Earlier this year, a Mencap report found that 8 in 10 family carers have reached, or are close to reaching, breaking point due to lack of short breaks – also known as respite. Families say they reach breaking point as the result of providing constant care to a loved one without a break.
More than 7 out of 10 carers provide more than 15 hours of unpaid care each day. The alternative is state-funded care, which would cost the government £119 billion each year.
To challenge this, the charity has launched its Breaking Point appeal to raise awareness of the issue and to help put pressure on councils to keep these services running.
Mencap report that 4 out of 10 family carers have experienced cuts to their short breaks and the same number feel their short breaks services have got worse in the past 3 years. Short breaks services are delivered by local councils and give carers and people with a learning disability a break to recharge. The charity’s campaign aims to: ensure that no family carer is left to reach breaking point; that every family that needs a short break receives one; and that no more short breaks services cut.
Exhausted and depressed
Gail, a parent carer, explained the effect a lack of short breaks had on her life. “The lack of sleep was the worst thing. From the age of 2 years old, my son didn’t sleep for more than 2 or 3 hours a night. I was exhausted, depressed and bad tempered, which was impacting on the way I parented my other kids, and my relationship with their dad.”
Jo Davies, campaigns lead at Mencap, added. “Family carers of people with a learning disability do a fantastic job, many caring for their loved one for more than 15 hours a day, 7 days a week. This is a huge contribution, not just to their family but to the whole of society, and their contribution is not fully recognised or rewarded. Instead, their lives are made harder with cuts to the services which should be there to give them a break and enable them to keep on caring.”

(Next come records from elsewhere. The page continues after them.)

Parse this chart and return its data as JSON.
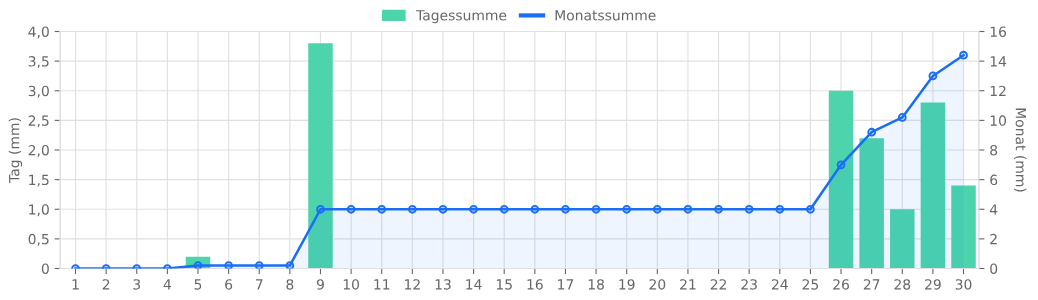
{
  "chart_data": {
    "type": "bar",
    "categories": [
      "1",
      "2",
      "3",
      "4",
      "5",
      "6",
      "7",
      "8",
      "9",
      "10",
      "11",
      "12",
      "13",
      "14",
      "15",
      "16",
      "17",
      "18",
      "19",
      "20",
      "21",
      "22",
      "23",
      "24",
      "25",
      "26",
      "27",
      "28",
      "29",
      "30"
    ],
    "series": [
      {
        "name": "Tagessumme",
        "color": "#4dd4ac",
        "values": [
          0,
          0,
          0,
          0,
          0.2,
          0,
          0,
          0,
          3.8,
          0,
          0,
          0,
          0,
          0,
          0,
          0,
          0,
          0,
          0,
          0,
          0,
          0,
          0,
          0,
          0,
          3.0,
          2.2,
          1.0,
          2.8,
          1.4
        ]
      },
      {
        "name": "Monatssumme",
        "type": "area",
        "axis": "y2",
        "color": "#1a6ef5",
        "values": [
          0,
          0,
          0,
          0,
          0.2,
          0.2,
          0.2,
          0.2,
          4.0,
          4.0,
          4.0,
          4.0,
          4.0,
          4.0,
          4.0,
          4.0,
          4.0,
          4.0,
          4.0,
          4.0,
          4.0,
          4.0,
          4.0,
          4.0,
          4.0,
          7.0,
          9.2,
          10.2,
          13.0,
          14.4
        ]
      }
    ],
    "ylabel": "Tag (mm)",
    "y2label": "Monat (mm)",
    "ylim": [
      0,
      4
    ],
    "yticks": [
      0,
      {
        "value": 0.5,
        "label": "0,5"
      },
      {
        "value": 1.0,
        "label": "1,0"
      },
      {
        "value": 1.5,
        "label": "1,5"
      },
      {
        "value": 2.0,
        "label": "2,0"
      },
      {
        "value": 2.5,
        "label": "2,5"
      },
      {
        "value": 3.0,
        "label": "3,0"
      },
      {
        "value": 3.5,
        "label": "3,5"
      },
      {
        "value": 4.0,
        "label": "4,0"
      }
    ],
    "y2lim": [
      0,
      16
    ],
    "y2ticks": [
      0,
      2,
      4,
      6,
      8,
      10,
      12,
      14,
      16
    ],
    "grid": true,
    "legend": "top",
    "marker": "circle"
  }
}
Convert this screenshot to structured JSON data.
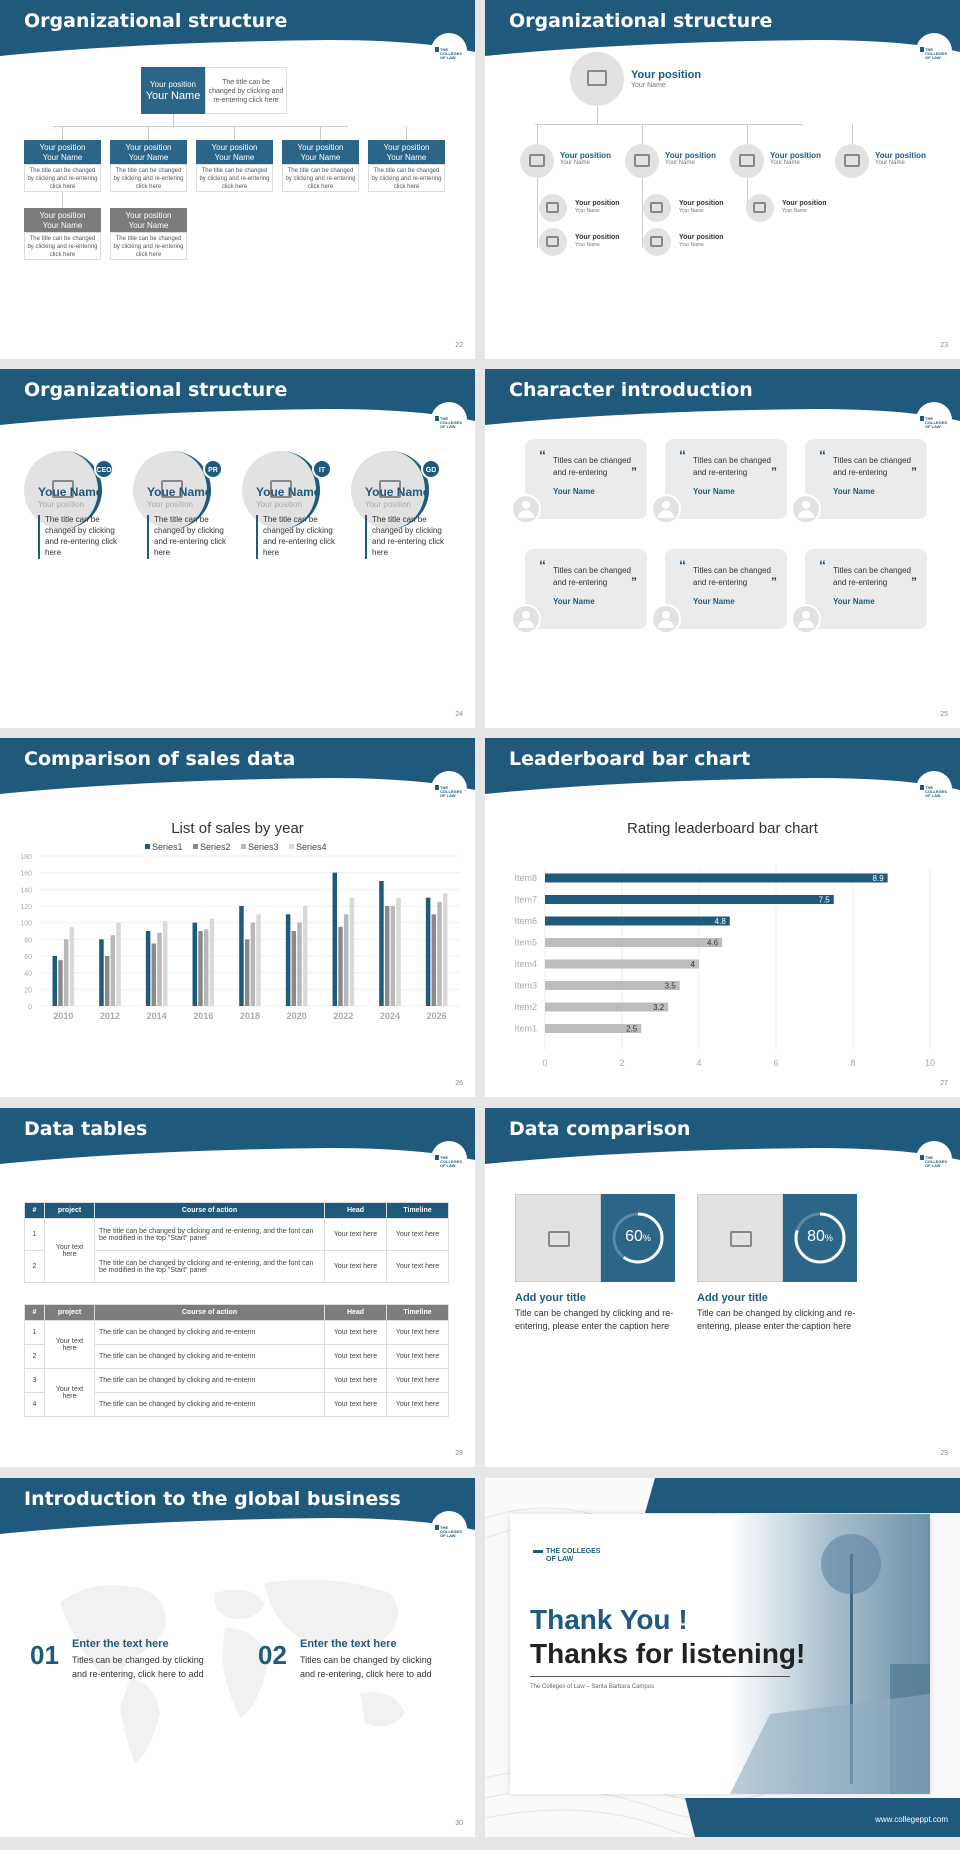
{
  "brand": {
    "logo_text": "THE COLLEGES OF LAW",
    "accent": "#1f5a7d",
    "grey": "#7d7d7d"
  },
  "slides": [
    {
      "title": "Organizational structure",
      "page": "22",
      "top": {
        "position": "Your position",
        "name": "Your Name",
        "desc": "The title can be changed by clicking and re-entering click here"
      },
      "row1": [
        {
          "position": "Your position",
          "name": "Your Name",
          "desc": "The title can be changed by clicking and re-entering click here"
        },
        {
          "position": "Your position",
          "name": "Your Name",
          "desc": "The title can be changed by clicking and re-entering click here"
        },
        {
          "position": "Your position",
          "name": "Your Name",
          "desc": "The title can be changed by clicking and re-entering click here"
        },
        {
          "position": "Your position",
          "name": "Your Name",
          "desc": "The title can be changed by clicking and re-entering click here"
        },
        {
          "position": "Your position",
          "name": "Your Name",
          "desc": "The title can be changed by clicking and re-entering click here"
        }
      ],
      "row2": [
        {
          "position": "Your position",
          "name": "Your Name",
          "desc": "The title can be changed by clicking and re-entering click here"
        },
        {
          "position": "Your position",
          "name": "Your Name",
          "desc": "The title can be changed by clicking and re-entering click here"
        }
      ]
    },
    {
      "title": "Organizational structure",
      "page": "23",
      "top": {
        "position": "Your position",
        "name": "Your Name"
      },
      "level": [
        {
          "position": "Your position",
          "name": "Your Name"
        },
        {
          "position": "Your position",
          "name": "Your Name"
        },
        {
          "position": "Your position",
          "name": "Your Name"
        },
        {
          "position": "Your position",
          "name": "Your Name"
        }
      ],
      "sub": [
        {
          "position": "Your position",
          "name": "Your Name"
        },
        {
          "position": "Your position",
          "name": "Your Name"
        },
        {
          "position": "Your position",
          "name": "Your Name"
        },
        {
          "position": "Your position",
          "name": "Your Name"
        },
        {
          "position": "Your position",
          "name": "Your Name"
        }
      ]
    },
    {
      "title": "Organizational structure",
      "page": "24",
      "people": [
        {
          "badge": "CEO",
          "name": "Youe Name",
          "position": "Your position",
          "desc": "The title can be changed by clicking and re-entering click here"
        },
        {
          "badge": "PR",
          "name": "Youe Name",
          "position": "Your position",
          "desc": "The title can be changed by clicking and re-entering click here"
        },
        {
          "badge": "IT",
          "name": "Youe Name",
          "position": "Your position",
          "desc": "The title can be changed by clicking and re-entering click here"
        },
        {
          "badge": "GD",
          "name": "Youe Name",
          "position": "Your position",
          "desc": "The title can be changed by clicking and re-entering click here"
        }
      ]
    },
    {
      "title": "Character introduction",
      "page": "25",
      "quotes": [
        {
          "text": "Titles can be changed and re-entering",
          "name": "Your Name"
        },
        {
          "text": "Titles can be changed and re-entering",
          "name": "Your Name"
        },
        {
          "text": "Titles can be changed and re-entering",
          "name": "Your Name"
        },
        {
          "text": "Titles can be changed and re-entering",
          "name": "Your Name"
        },
        {
          "text": "Titles can be changed and re-entering",
          "name": "Your Name"
        },
        {
          "text": "Titles can be changed and re-entering",
          "name": "Your Name"
        }
      ]
    },
    {
      "title": "Comparison of sales data",
      "page": "26"
    },
    {
      "title": "Leaderboard bar chart",
      "page": "27"
    },
    {
      "title": "Data tables",
      "page": "28",
      "table1": {
        "headers": [
          "#",
          "project",
          "Course of action",
          "Head",
          "Timeline"
        ],
        "rows": [
          {
            "num": "1",
            "project": "Your text here",
            "action": "The title can be changed by clicking and re-entering, and the font can be modified in the top \"Start\" panel",
            "head": "Your text here",
            "timeline": "Your text here"
          },
          {
            "num": "2",
            "project": "",
            "action": "The title can be changed by clicking and re-entering, and the font can be modified in the top \"Start\" panel",
            "head": "Your text here",
            "timeline": "Your text here"
          }
        ]
      },
      "table2": {
        "headers": [
          "#",
          "project",
          "Course of action",
          "Head",
          "Timeline"
        ],
        "project": "Your text here",
        "rows": [
          {
            "num": "1",
            "action": "The title can be changed by clicking and re-enterin",
            "head": "Your text here",
            "timeline": "Your text here"
          },
          {
            "num": "2",
            "action": "The title can be changed by clicking and re-enterin",
            "head": "Your text here",
            "timeline": "Your text here"
          },
          {
            "num": "3",
            "action": "The title can be changed by clicking and re-enterin",
            "head": "Your text here",
            "timeline": "Your text here"
          },
          {
            "num": "4",
            "action": "The title can be changed by clicking and re-enterin",
            "head": "Your text here",
            "timeline": "Your text here"
          }
        ]
      }
    },
    {
      "title": "Data comparison",
      "page": "29",
      "items": [
        {
          "percent": "60",
          "unit": "%",
          "progress": 0.6,
          "title": "Add your title",
          "text": "Title can be changed by clicking and re-entering, please enter the caption here"
        },
        {
          "percent": "80",
          "unit": "%",
          "progress": 0.8,
          "title": "Add your title",
          "text": "Title can be changed by clicking and re-entering, please enter the caption here"
        }
      ]
    },
    {
      "title": "Introduction to the global business",
      "page": "30",
      "items": [
        {
          "num": "01",
          "heading": "Enter the text here",
          "text": "Titles can be changed by clicking and re-entering, click here to add"
        },
        {
          "num": "02",
          "heading": "Enter the text here",
          "text": "Titles can be changed by clicking and re-entering, click here to add"
        }
      ]
    },
    {
      "thank_you": "Thank You !",
      "thanks": "Thanks for listening!",
      "caption": "The Colleges of Law – Santa Barbara Campus",
      "website": "www.collegeppt.com",
      "logo": "THE COLLEGES OF LAW"
    }
  ],
  "chart_data": [
    {
      "type": "bar",
      "title": "List of sales by year",
      "categories": [
        "2010",
        "2012",
        "2014",
        "2016",
        "2018",
        "2020",
        "2022",
        "2024",
        "2026"
      ],
      "series": [
        {
          "name": "Series1",
          "values": [
            60,
            80,
            90,
            100,
            120,
            110,
            160,
            150,
            130
          ],
          "color": "#1f5a7d"
        },
        {
          "name": "Series2",
          "values": [
            55,
            60,
            75,
            90,
            80,
            90,
            95,
            120,
            110
          ],
          "color": "#8a8a8a"
        },
        {
          "name": "Series3",
          "values": [
            80,
            85,
            88,
            92,
            100,
            100,
            110,
            120,
            125
          ],
          "color": "#b8b8b8"
        },
        {
          "name": "Series4",
          "values": [
            95,
            100,
            102,
            105,
            110,
            120,
            130,
            130,
            135
          ],
          "color": "#d9d9d9"
        }
      ],
      "yticks": [
        "0",
        "20",
        "40",
        "60",
        "80",
        "100",
        "120",
        "140",
        "160",
        "180"
      ],
      "ylim": [
        0,
        180
      ],
      "legend": "top"
    },
    {
      "type": "bar",
      "orientation": "horizontal",
      "title": "Rating leaderboard bar chart",
      "categories": [
        "Item8",
        "Item7",
        "Item6",
        "Item5",
        "Item4",
        "Item3",
        "Item2",
        "Item1"
      ],
      "values": [
        8.9,
        7.5,
        4.8,
        4.6,
        4,
        3.5,
        3.2,
        2.5
      ],
      "labels": [
        "8.9",
        "7.5",
        "4.8",
        "4.6",
        "4",
        "3.5",
        "3.2",
        "2.5"
      ],
      "xticks": [
        "0",
        "2",
        "4",
        "6",
        "8",
        "10"
      ],
      "xlim": [
        0,
        10
      ]
    }
  ]
}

Clare Lucas, Mencap’s activism lead, said: “now is a crucial time to keep this issue in the spotlight and to keep the pressure on local councils as they start to make decisions about what services they will cut next year. Please help us stop this by telling your council not to cut short breaks in your local area.
“Together we can make sure that every family gets the support they need, and no-one is left to reach breaking point.”